I have always considered myself a dog person. I grew up with dogs and always had them around. They’re always happy to see you, you can take them places and they’re full of energy. What’s not to love? I was four years old when my family got our first dog, a black lab puppy who we named Lucky – I was absolutely thrilled! Ever since getting our first first family dog, I have considered myself a dog person… BUT this past year I have a new found appreciation and love for cats.
I decided to get a cat for one reason; that being I currently live in an apartment and the pet fee is $20 (each month) less to have a cat than a dog. I got Olive right before the start of the COVID shut downs on March 8th, 2020 from the Montgomery Animal Service Center. I first went with my mom and boyfriend to the shelter on March 7th, 2020 to just look around and found “Moo” (who is now called Olive!). I fell in love… I decided to put her on hold and went back early the following day to pick her up. I didn’t know I would be picking up a pal for quarantining. We were able to go into the shelter without masks, but if we would’ve waited another week – masks would’ve been required to enter.
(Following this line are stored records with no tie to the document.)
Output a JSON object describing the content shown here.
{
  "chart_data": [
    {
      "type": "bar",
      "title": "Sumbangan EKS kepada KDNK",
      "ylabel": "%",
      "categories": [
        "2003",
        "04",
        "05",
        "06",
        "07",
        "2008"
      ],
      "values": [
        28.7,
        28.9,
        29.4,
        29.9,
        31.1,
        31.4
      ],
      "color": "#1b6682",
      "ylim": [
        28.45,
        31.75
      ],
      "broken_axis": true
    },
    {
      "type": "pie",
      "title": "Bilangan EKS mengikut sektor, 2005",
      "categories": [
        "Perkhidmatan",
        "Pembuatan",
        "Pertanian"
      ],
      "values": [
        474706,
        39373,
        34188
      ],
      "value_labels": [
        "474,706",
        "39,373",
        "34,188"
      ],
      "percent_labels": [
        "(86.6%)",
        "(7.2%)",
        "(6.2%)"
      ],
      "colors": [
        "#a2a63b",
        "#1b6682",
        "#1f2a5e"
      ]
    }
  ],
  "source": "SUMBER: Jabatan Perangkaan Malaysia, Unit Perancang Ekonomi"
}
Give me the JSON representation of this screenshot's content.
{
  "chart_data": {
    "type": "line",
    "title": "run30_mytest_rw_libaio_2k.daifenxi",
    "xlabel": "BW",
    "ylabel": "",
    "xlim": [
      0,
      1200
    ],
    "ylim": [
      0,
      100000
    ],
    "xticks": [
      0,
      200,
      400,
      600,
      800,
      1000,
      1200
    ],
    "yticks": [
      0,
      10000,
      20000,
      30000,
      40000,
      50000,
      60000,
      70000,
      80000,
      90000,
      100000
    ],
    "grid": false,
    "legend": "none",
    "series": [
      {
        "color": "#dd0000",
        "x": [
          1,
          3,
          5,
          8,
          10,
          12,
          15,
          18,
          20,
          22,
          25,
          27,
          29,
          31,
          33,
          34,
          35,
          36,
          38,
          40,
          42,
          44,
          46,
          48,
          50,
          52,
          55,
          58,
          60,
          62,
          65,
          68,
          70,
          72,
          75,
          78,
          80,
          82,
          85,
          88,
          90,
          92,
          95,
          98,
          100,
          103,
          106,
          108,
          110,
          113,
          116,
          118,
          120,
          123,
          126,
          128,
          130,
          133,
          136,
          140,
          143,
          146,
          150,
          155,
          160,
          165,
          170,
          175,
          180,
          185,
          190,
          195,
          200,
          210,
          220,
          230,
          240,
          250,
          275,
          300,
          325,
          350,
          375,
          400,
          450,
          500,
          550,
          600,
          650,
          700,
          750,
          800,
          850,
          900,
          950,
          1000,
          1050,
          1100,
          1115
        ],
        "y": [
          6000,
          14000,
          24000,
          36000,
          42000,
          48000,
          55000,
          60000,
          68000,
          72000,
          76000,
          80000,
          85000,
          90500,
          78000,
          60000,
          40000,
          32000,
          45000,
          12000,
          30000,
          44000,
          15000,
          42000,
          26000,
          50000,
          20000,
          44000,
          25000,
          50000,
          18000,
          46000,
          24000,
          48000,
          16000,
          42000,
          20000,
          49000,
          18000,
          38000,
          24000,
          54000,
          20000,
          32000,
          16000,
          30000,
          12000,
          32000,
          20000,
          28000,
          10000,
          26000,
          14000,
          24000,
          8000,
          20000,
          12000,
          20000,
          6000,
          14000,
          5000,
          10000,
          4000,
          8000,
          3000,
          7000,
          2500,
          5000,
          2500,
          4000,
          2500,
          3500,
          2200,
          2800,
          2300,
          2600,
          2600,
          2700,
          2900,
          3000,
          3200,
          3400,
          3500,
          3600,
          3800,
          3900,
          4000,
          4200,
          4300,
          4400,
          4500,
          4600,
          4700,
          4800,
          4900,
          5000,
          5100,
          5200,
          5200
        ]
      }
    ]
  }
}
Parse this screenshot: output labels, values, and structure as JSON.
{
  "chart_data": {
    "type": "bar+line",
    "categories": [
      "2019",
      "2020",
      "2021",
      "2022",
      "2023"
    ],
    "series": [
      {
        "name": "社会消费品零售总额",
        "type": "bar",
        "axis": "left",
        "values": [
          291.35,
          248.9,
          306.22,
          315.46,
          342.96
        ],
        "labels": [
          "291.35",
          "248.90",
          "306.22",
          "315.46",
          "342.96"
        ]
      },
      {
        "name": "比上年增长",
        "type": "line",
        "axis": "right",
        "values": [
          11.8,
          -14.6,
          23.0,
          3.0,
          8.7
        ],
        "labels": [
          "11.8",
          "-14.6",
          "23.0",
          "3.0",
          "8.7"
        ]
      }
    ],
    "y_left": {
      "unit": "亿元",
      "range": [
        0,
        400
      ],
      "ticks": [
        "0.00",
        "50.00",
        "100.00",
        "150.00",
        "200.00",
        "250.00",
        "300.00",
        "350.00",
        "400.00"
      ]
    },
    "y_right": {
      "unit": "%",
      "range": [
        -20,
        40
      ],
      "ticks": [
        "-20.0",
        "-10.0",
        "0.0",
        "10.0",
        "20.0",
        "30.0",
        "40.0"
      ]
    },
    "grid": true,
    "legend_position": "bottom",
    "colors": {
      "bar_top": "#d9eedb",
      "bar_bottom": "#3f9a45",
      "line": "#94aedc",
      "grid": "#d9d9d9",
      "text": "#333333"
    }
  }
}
Crazy.
This is a bit of a photo album dump of my cat Olive 🙂 (She’s a great emotional support pet for writing papers, class assignments, etc.)
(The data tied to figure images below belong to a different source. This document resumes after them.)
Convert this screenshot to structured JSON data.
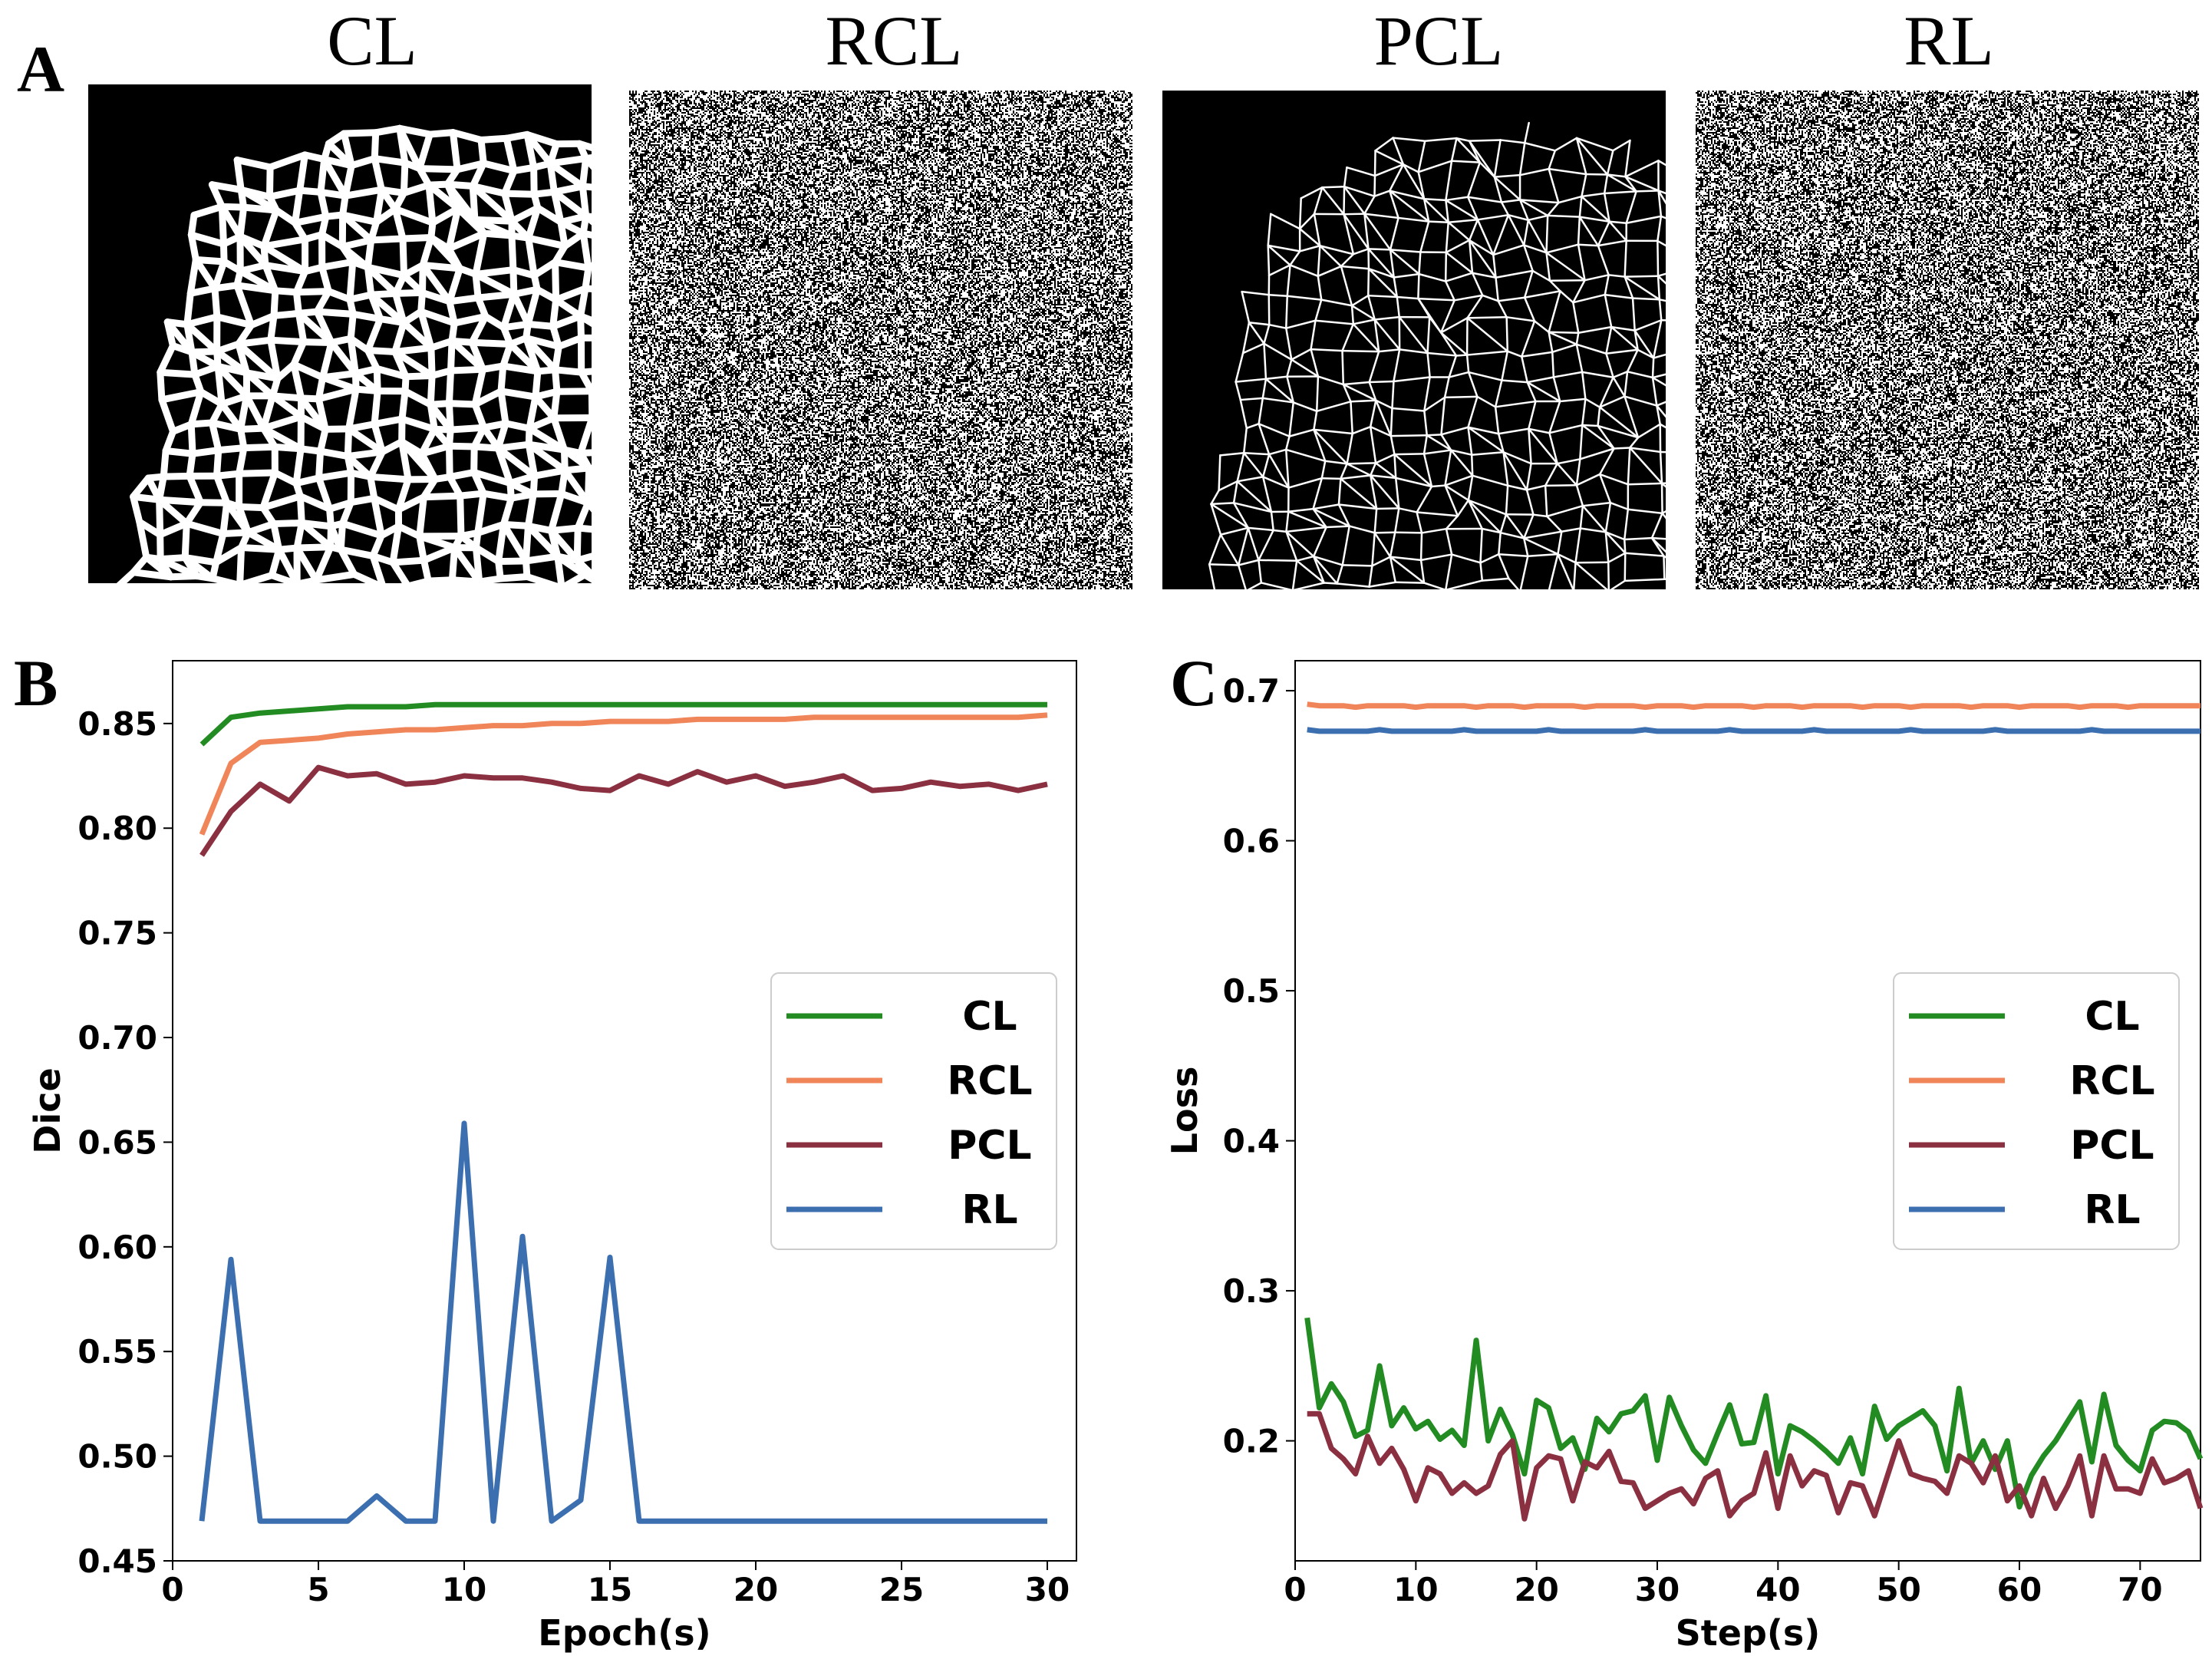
{
  "panel_a": {
    "letter": "A",
    "images": [
      {
        "title": "CL",
        "pattern": "thick-mesh"
      },
      {
        "title": "RCL",
        "pattern": "random-noise"
      },
      {
        "title": "PCL",
        "pattern": "thin-mesh"
      },
      {
        "title": "RL",
        "pattern": "random-noise"
      }
    ]
  },
  "colors": {
    "CL": "#228b22",
    "RCL": "#f0855a",
    "PCL": "#8b3040",
    "RL": "#3c6fb0"
  },
  "chart_data": [
    {
      "letter": "B",
      "type": "line",
      "xlabel": "Epoch(s)",
      "ylabel": "Dice",
      "xlim": [
        0,
        31
      ],
      "ylim": [
        0.45,
        0.88
      ],
      "xticks": [
        0,
        5,
        10,
        15,
        20,
        25,
        30
      ],
      "yticks": [
        0.45,
        0.5,
        0.55,
        0.6,
        0.65,
        0.7,
        0.75,
        0.8,
        0.85
      ],
      "legend_position": "center-right",
      "x": [
        1,
        2,
        3,
        4,
        5,
        6,
        7,
        8,
        9,
        10,
        11,
        12,
        13,
        14,
        15,
        16,
        17,
        18,
        19,
        20,
        21,
        22,
        23,
        24,
        25,
        26,
        27,
        28,
        29,
        30
      ],
      "series": [
        {
          "name": "CL",
          "values": [
            0.84,
            0.853,
            0.855,
            0.856,
            0.857,
            0.858,
            0.858,
            0.858,
            0.859,
            0.859,
            0.859,
            0.859,
            0.859,
            0.859,
            0.859,
            0.859,
            0.859,
            0.859,
            0.859,
            0.859,
            0.859,
            0.859,
            0.859,
            0.859,
            0.859,
            0.859,
            0.859,
            0.859,
            0.859,
            0.859
          ]
        },
        {
          "name": "RCL",
          "values": [
            0.797,
            0.831,
            0.841,
            0.842,
            0.843,
            0.845,
            0.846,
            0.847,
            0.847,
            0.848,
            0.849,
            0.849,
            0.85,
            0.85,
            0.851,
            0.851,
            0.851,
            0.852,
            0.852,
            0.852,
            0.852,
            0.853,
            0.853,
            0.853,
            0.853,
            0.853,
            0.853,
            0.853,
            0.853,
            0.854
          ]
        },
        {
          "name": "PCL",
          "values": [
            0.787,
            0.808,
            0.821,
            0.813,
            0.829,
            0.825,
            0.826,
            0.821,
            0.822,
            0.825,
            0.824,
            0.824,
            0.822,
            0.819,
            0.818,
            0.825,
            0.821,
            0.827,
            0.822,
            0.825,
            0.82,
            0.822,
            0.825,
            0.818,
            0.819,
            0.822,
            0.82,
            0.821,
            0.818,
            0.821
          ]
        },
        {
          "name": "RL",
          "values": [
            0.469,
            0.594,
            0.469,
            0.469,
            0.469,
            0.469,
            0.481,
            0.469,
            0.469,
            0.659,
            0.469,
            0.605,
            0.469,
            0.479,
            0.595,
            0.469,
            0.469,
            0.469,
            0.469,
            0.469,
            0.469,
            0.469,
            0.469,
            0.469,
            0.469,
            0.469,
            0.469,
            0.469,
            0.469,
            0.469
          ]
        }
      ]
    },
    {
      "letter": "C",
      "type": "line",
      "xlabel": "Step(s)",
      "ylabel": "Loss",
      "xlim": [
        0,
        75
      ],
      "ylim": [
        0.12,
        0.72
      ],
      "xticks": [
        0,
        10,
        20,
        30,
        40,
        50,
        60,
        70
      ],
      "yticks": [
        0.2,
        0.3,
        0.4,
        0.5,
        0.6,
        0.7
      ],
      "legend_position": "center-right",
      "x_start": 1,
      "series": [
        {
          "name": "CL",
          "values": [
            0.282,
            0.222,
            0.238,
            0.226,
            0.203,
            0.207,
            0.25,
            0.21,
            0.222,
            0.208,
            0.213,
            0.201,
            0.207,
            0.197,
            0.267,
            0.2,
            0.221,
            0.204,
            0.178,
            0.227,
            0.222,
            0.195,
            0.202,
            0.181,
            0.215,
            0.206,
            0.218,
            0.22,
            0.23,
            0.187,
            0.229,
            0.21,
            0.194,
            0.185,
            0.205,
            0.224,
            0.198,
            0.199,
            0.23,
            0.178,
            0.21,
            0.206,
            0.2,
            0.193,
            0.185,
            0.202,
            0.178,
            0.223,
            0.201,
            0.21,
            0.215,
            0.22,
            0.21,
            0.18,
            0.235,
            0.185,
            0.2,
            0.181,
            0.2,
            0.156,
            0.177,
            0.19,
            0.2,
            0.213,
            0.226,
            0.186,
            0.231,
            0.197,
            0.187,
            0.18,
            0.207,
            0.213,
            0.212,
            0.206,
            0.188
          ]
        },
        {
          "name": "RCL",
          "values": [
            0.691,
            0.69,
            0.69,
            0.69,
            0.689,
            0.69,
            0.69,
            0.69,
            0.69,
            0.689,
            0.69,
            0.69,
            0.69,
            0.69,
            0.689,
            0.69,
            0.69,
            0.69,
            0.689,
            0.69,
            0.69,
            0.69,
            0.69,
            0.689,
            0.69,
            0.69,
            0.69,
            0.69,
            0.689,
            0.69,
            0.69,
            0.69,
            0.689,
            0.69,
            0.69,
            0.69,
            0.69,
            0.689,
            0.69,
            0.69,
            0.69,
            0.689,
            0.69,
            0.69,
            0.69,
            0.69,
            0.689,
            0.69,
            0.69,
            0.69,
            0.689,
            0.69,
            0.69,
            0.69,
            0.69,
            0.689,
            0.69,
            0.69,
            0.69,
            0.689,
            0.69,
            0.69,
            0.69,
            0.69,
            0.689,
            0.69,
            0.69,
            0.69,
            0.689,
            0.69,
            0.69,
            0.69,
            0.69,
            0.69,
            0.69
          ]
        },
        {
          "name": "PCL",
          "values": [
            0.218,
            0.218,
            0.195,
            0.188,
            0.178,
            0.203,
            0.185,
            0.195,
            0.181,
            0.16,
            0.182,
            0.178,
            0.165,
            0.172,
            0.165,
            0.17,
            0.191,
            0.2,
            0.148,
            0.182,
            0.19,
            0.188,
            0.16,
            0.186,
            0.182,
            0.193,
            0.173,
            0.172,
            0.155,
            0.16,
            0.165,
            0.168,
            0.158,
            0.175,
            0.18,
            0.15,
            0.16,
            0.165,
            0.192,
            0.155,
            0.19,
            0.17,
            0.18,
            0.177,
            0.152,
            0.172,
            0.17,
            0.15,
            0.175,
            0.2,
            0.178,
            0.175,
            0.173,
            0.165,
            0.19,
            0.185,
            0.172,
            0.19,
            0.16,
            0.17,
            0.15,
            0.175,
            0.155,
            0.17,
            0.19,
            0.15,
            0.19,
            0.168,
            0.168,
            0.165,
            0.188,
            0.172,
            0.175,
            0.18,
            0.155
          ]
        },
        {
          "name": "RL",
          "values": [
            0.674,
            0.673,
            0.673,
            0.673,
            0.673,
            0.673,
            0.674,
            0.673,
            0.673,
            0.673,
            0.673,
            0.673,
            0.673,
            0.674,
            0.673,
            0.673,
            0.673,
            0.673,
            0.673,
            0.673,
            0.674,
            0.673,
            0.673,
            0.673,
            0.673,
            0.673,
            0.673,
            0.673,
            0.674,
            0.673,
            0.673,
            0.673,
            0.673,
            0.673,
            0.673,
            0.674,
            0.673,
            0.673,
            0.673,
            0.673,
            0.673,
            0.673,
            0.674,
            0.673,
            0.673,
            0.673,
            0.673,
            0.673,
            0.673,
            0.673,
            0.674,
            0.673,
            0.673,
            0.673,
            0.673,
            0.673,
            0.673,
            0.674,
            0.673,
            0.673,
            0.673,
            0.673,
            0.673,
            0.673,
            0.673,
            0.674,
            0.673,
            0.673,
            0.673,
            0.673,
            0.673,
            0.673,
            0.673,
            0.673,
            0.673
          ]
        }
      ]
    }
  ]
}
Correlation Between Personality & Pet: Dog vs. Cat Person
I’ve always thought being a dog or cat person says a lot about you as a person. Dog people are active, easygoing, friendly, enjoy companionship and enjoy being outdoors. Cat people on the other hand are home bodies, maybe a bit catty and are content with alone time. With these assumptions, to me being a dog person is more desirable. I don’t know how much truth there is behind these assumptions, but according to the internet a lot of people have similar beliefs…
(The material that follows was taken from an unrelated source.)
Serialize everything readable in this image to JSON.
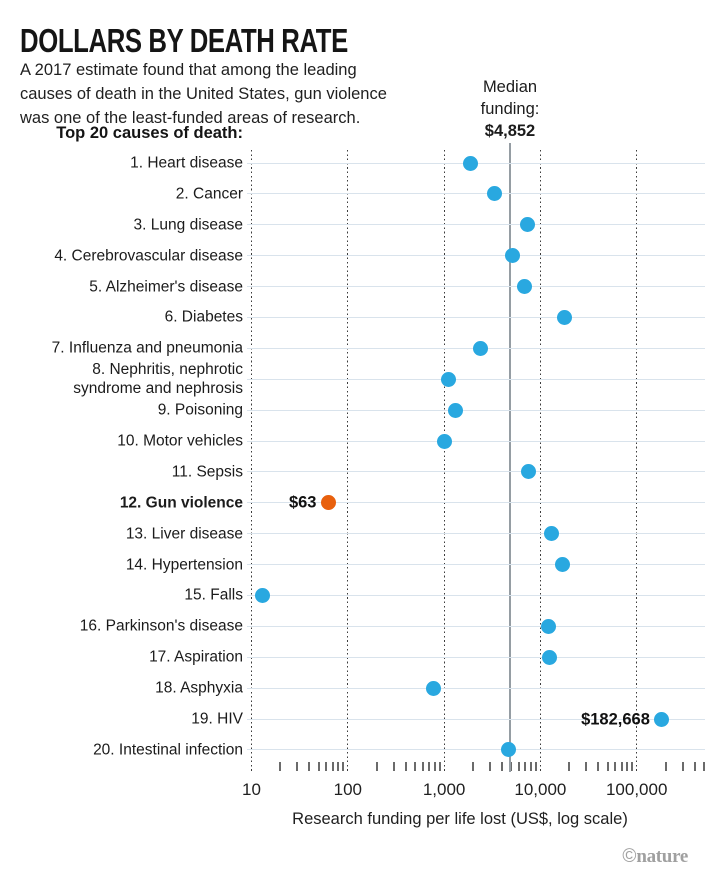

- According to Mikel Delgado, a postdoctoral researcher and applied animal behaviorist at the UC Davis veterinary school, “found that respondents who said they preferred cats tended to be higher in openness and neuroticism, while self-identified dog people tended towards more extroversion and agreeableness” (Popular Science, Eschner, 2020). Dogs and cats have very different needs, attachments, training behaviors – that are more or less compatible with human needs and behaviors.
- In a slideshow post by WebMD, “Truth About Pets and Personality,” dog people are 15% more extroverted than cat people (outgoing, enthusiastic, positive and energetic). While cat people were 11% more open than dog people, according to a survey (Openness meaning curious, creative, and artistic.)
For fun: If you, are unsure whether you are a dog or cat person Buzzfeed has a quiz that tells you which one you are based on what you eat in a day —–> Buzzfeed Quiz: Dog or Cat Person?
Based off my quiz results I am officially a (proud) cat person!